Com o recebimento da subvenção, o núcleo empresarial/familiar manipulava as prestações de contas, apresentando o balancete discriminativo dos gastos, extrato da conta corrente da entrada e saída da subvenção e as notas fiscais e recibos dos supostos serviços realizados.
Essa prestação de contas era protocolizada na Prefeitura Municipal, que a encaminhava ao Controle Interno do Município, uma espécie de órgão auxiliar do Tribunal de Contas do Estado, que analisava os comprovantes de entrada e saída financeira, notas fiscais e relatórios com a descrição dos serviços prestados (núcleo político).
Assim, após a conferência dos aspectos formais, era emitido um parecer de legalidade pelo Controle Interno para que a Secretaria da Fazenda pagasse a parcela subsequente da subvenção.
Apurou-se ainda que a organização criminosa era chefiada pelo ex-prefeito municipal. Como chefe do Executivo poderia trocar qualquer dos integrantes da organização criminosa, numa eventual recusa de um dos controladores em dar um parecer favorável, de o secretário de Saúde colocar eventual empecilho no convênio ou até mesmo cancelar o contrato com a empresa (instituto) em caso de recusa de pagamento de propina.
Estima-se que o valor pago pelo município de Penha entre 2011 e 2016 alcançou cerca de R$ 3.772.847,50, sendo que R$ 1,493 milhão foi desviado pelos integrantes da organização criminosa.

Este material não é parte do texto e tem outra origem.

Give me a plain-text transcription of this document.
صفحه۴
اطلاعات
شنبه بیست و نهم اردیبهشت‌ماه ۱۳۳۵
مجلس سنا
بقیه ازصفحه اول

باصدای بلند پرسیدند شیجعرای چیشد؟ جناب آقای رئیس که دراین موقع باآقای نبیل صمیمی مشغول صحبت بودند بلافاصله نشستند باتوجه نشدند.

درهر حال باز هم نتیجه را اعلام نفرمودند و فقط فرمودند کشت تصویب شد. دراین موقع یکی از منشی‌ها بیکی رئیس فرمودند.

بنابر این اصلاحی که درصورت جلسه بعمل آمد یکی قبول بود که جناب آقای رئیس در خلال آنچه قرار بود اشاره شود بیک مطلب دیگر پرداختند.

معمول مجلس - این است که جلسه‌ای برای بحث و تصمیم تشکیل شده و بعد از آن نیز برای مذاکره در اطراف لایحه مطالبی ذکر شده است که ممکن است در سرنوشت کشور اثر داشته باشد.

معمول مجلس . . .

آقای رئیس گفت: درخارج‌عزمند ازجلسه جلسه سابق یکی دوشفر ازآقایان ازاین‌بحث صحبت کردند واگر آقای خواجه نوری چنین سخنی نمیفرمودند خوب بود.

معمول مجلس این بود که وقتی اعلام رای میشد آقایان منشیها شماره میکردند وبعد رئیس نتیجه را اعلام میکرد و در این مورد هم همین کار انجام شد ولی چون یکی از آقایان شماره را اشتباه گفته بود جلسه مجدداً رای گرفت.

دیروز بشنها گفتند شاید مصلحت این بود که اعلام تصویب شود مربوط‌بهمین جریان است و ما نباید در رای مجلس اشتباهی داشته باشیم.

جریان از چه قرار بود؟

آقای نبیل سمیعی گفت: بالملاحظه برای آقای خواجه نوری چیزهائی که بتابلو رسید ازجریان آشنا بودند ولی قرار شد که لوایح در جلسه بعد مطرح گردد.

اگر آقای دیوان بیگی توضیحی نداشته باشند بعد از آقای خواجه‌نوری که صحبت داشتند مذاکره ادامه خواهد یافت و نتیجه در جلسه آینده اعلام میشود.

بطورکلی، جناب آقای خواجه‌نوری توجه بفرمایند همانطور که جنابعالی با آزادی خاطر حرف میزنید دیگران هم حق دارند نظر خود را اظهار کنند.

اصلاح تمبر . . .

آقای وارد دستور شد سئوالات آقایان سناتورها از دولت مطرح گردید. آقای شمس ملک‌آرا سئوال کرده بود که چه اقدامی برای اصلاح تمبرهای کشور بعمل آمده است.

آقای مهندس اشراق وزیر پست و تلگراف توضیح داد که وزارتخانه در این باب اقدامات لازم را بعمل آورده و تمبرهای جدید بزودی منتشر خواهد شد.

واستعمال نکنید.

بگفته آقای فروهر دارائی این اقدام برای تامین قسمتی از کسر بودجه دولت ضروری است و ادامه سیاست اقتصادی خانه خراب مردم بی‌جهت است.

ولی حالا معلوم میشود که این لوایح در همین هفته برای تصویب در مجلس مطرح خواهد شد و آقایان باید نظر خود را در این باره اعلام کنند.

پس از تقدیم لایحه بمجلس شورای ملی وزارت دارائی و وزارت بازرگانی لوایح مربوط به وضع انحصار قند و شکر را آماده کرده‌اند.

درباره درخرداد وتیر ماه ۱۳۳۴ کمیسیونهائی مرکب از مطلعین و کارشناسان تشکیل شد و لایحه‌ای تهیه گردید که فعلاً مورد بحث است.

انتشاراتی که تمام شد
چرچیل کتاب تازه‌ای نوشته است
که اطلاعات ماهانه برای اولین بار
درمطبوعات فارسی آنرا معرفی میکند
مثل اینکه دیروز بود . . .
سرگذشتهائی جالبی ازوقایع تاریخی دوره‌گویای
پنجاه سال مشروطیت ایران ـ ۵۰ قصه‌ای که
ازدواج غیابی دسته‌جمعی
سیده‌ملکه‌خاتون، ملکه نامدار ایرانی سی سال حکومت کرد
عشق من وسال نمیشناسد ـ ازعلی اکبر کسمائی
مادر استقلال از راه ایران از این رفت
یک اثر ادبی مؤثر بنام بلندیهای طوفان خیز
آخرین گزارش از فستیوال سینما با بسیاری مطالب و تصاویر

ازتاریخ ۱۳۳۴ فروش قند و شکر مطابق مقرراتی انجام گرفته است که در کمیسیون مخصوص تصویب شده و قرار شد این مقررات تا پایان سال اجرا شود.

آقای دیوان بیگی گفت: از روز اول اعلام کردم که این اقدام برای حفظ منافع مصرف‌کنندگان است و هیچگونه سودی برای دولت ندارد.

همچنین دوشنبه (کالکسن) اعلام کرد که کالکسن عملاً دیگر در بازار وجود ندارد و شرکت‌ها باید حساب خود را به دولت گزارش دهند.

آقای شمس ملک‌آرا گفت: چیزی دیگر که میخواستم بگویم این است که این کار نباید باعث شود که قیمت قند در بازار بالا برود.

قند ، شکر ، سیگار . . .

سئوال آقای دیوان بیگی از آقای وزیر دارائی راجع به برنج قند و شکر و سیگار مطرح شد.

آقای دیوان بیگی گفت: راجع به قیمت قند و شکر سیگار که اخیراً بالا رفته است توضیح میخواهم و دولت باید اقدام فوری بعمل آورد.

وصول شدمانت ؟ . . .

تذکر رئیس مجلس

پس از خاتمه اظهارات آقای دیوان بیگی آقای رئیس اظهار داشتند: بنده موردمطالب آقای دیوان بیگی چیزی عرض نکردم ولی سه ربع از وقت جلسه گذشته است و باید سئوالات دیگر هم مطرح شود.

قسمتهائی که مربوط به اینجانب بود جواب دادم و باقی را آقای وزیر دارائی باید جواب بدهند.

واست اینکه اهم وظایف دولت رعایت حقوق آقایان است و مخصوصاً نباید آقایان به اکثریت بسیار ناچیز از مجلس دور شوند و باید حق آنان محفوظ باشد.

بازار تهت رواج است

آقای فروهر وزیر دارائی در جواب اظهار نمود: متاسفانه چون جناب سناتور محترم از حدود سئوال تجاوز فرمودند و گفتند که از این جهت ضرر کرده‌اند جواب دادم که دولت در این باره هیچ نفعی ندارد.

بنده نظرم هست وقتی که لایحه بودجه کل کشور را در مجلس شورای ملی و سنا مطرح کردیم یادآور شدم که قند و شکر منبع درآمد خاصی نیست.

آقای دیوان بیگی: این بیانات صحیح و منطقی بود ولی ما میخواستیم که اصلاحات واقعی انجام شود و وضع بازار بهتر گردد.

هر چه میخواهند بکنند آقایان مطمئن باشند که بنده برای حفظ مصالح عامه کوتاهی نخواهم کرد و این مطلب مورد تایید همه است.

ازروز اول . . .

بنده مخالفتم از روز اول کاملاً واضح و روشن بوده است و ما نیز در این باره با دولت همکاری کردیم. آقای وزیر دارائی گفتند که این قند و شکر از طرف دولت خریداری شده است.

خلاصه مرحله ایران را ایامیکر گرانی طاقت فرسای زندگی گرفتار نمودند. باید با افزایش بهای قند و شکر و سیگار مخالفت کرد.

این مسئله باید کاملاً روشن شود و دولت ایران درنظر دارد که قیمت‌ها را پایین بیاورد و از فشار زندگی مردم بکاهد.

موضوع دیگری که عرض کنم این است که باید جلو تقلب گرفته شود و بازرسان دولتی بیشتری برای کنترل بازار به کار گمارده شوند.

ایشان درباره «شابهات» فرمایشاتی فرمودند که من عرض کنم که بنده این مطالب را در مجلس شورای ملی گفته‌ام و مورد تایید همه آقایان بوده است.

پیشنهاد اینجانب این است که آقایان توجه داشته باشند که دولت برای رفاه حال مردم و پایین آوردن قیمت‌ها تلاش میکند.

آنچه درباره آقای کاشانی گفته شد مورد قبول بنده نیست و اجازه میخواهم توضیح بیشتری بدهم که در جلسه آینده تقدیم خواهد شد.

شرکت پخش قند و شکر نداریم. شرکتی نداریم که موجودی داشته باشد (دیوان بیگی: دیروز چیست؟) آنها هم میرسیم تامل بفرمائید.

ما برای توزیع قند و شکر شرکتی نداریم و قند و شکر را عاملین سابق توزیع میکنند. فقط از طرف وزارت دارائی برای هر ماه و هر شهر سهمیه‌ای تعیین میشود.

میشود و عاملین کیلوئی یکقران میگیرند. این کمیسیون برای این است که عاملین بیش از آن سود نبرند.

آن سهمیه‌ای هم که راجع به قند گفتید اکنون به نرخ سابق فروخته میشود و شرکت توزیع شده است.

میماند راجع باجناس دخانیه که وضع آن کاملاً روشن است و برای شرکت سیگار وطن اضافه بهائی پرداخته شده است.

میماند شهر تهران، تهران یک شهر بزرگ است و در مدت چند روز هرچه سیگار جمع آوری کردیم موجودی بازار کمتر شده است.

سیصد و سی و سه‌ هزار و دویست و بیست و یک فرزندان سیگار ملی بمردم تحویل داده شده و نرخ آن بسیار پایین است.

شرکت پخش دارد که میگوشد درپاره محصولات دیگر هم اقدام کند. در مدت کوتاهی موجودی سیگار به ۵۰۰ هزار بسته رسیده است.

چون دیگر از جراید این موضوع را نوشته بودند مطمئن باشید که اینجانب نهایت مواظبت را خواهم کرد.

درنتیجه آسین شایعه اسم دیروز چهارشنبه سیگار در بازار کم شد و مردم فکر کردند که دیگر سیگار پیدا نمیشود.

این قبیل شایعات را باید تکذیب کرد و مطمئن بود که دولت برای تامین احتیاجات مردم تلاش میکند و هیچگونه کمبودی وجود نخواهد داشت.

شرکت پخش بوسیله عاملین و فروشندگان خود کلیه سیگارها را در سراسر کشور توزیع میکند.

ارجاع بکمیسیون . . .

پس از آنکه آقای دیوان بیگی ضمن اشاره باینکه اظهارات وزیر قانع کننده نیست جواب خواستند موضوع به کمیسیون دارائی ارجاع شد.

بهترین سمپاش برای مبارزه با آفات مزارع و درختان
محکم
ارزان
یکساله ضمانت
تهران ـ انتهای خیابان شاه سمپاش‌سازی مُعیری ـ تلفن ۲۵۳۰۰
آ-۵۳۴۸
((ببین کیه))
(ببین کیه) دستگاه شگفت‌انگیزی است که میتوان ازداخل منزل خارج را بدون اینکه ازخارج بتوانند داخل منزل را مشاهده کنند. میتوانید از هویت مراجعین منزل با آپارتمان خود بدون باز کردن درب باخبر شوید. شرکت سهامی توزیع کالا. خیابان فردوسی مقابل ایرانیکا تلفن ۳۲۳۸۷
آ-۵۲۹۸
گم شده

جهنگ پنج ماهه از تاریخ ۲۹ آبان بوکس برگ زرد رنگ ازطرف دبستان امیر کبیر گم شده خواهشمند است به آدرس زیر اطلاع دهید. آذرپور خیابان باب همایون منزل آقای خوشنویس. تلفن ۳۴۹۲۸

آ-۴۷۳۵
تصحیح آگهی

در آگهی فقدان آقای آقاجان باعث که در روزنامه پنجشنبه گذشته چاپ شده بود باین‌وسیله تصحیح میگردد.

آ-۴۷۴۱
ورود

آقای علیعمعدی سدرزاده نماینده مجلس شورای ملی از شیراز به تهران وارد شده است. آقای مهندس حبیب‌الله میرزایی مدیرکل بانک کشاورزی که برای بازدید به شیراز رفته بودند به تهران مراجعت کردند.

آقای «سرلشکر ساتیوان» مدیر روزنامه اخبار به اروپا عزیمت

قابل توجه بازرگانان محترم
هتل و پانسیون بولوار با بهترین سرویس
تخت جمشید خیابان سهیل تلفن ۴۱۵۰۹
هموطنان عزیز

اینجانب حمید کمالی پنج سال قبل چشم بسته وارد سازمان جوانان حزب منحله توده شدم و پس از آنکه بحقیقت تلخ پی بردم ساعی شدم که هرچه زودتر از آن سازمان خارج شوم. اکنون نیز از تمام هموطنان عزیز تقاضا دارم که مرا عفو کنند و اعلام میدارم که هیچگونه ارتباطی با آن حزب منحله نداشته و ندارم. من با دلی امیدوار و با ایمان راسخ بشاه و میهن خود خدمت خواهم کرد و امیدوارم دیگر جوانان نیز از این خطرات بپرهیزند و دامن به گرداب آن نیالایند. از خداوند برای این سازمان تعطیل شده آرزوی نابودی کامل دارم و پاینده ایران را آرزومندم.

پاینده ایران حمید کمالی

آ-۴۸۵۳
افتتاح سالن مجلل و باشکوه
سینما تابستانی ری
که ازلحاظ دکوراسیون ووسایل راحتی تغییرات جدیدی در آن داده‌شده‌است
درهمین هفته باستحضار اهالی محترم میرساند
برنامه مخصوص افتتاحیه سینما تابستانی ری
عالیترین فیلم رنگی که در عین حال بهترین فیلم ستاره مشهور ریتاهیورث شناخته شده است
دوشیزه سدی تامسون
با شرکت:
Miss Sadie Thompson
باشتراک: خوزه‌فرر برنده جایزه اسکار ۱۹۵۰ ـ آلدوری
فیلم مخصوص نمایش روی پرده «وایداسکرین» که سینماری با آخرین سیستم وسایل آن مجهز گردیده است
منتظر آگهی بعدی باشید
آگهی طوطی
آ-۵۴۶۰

Com relação aos possíveis desvios ocorridos no município de Itapema, onde estima-se que o rombo aos cofres públicos seja maior, há outro Inquérito Policial instaurado para apuração dos fatos e, para sua conclusão, ainda há diligências pendentes.” (Informações da Polícia Civil de Santa Catarina)
De acordo com o site Folha do Estado SC, passados cerca de seis anos da operação que prendeu o ex-prefeito de Penha Evandro Eredes dos Navegantes, o ex-secretário de Saúde do município Cleybi Darossi e outros 15 que foram presos temporariamente, mesmo com os indiciamentos, o processo ainda não teve nenhuma sentença na primeira instância. Nestas eleições, com a candidatura do ex-prefeito Evandro Eredes, reacende-se o debate sobre a eficácia da Lei da Ficha Limpa.
Para a população de Penha, o sentimento é de indignação. Muitos moradores, que enfrentaram filas e falta de atendimento adequado na rede pública de saúde, se deparam com a notícia de que milhões foram desviados dos cofres municipais. “A gente sentia a precariedade nos postos, no hospital, e agora sabemos que enquanto a gente sofria, o dinheiro ia para o bolso de quem deveria cuidar da cidade”, desabafou uma moradora à época.
Especialistas em direito eleitoral e analistas políticos destacam que o cumprimento rigoroso da Lei da Ficha Limpa é fundamental para combater a impunidade e restaurar a confiança da população nas instituições democráticas. Segundo o advogado Rafael Trindade, especialista em direito público, “a Ficha Limpa tem um papel decisivo na limpeza do cenário político brasileiro, mas ainda há muitas brechas que precisam ser corrigidas, como os recursos protelatórios que atrasam a condenação em última instância”.
A prisão de Evandro Eredes dos Navegantes é mais um exemplo de como a corrupção pode minar os pilares da administração pública e comprometer serviços essenciais.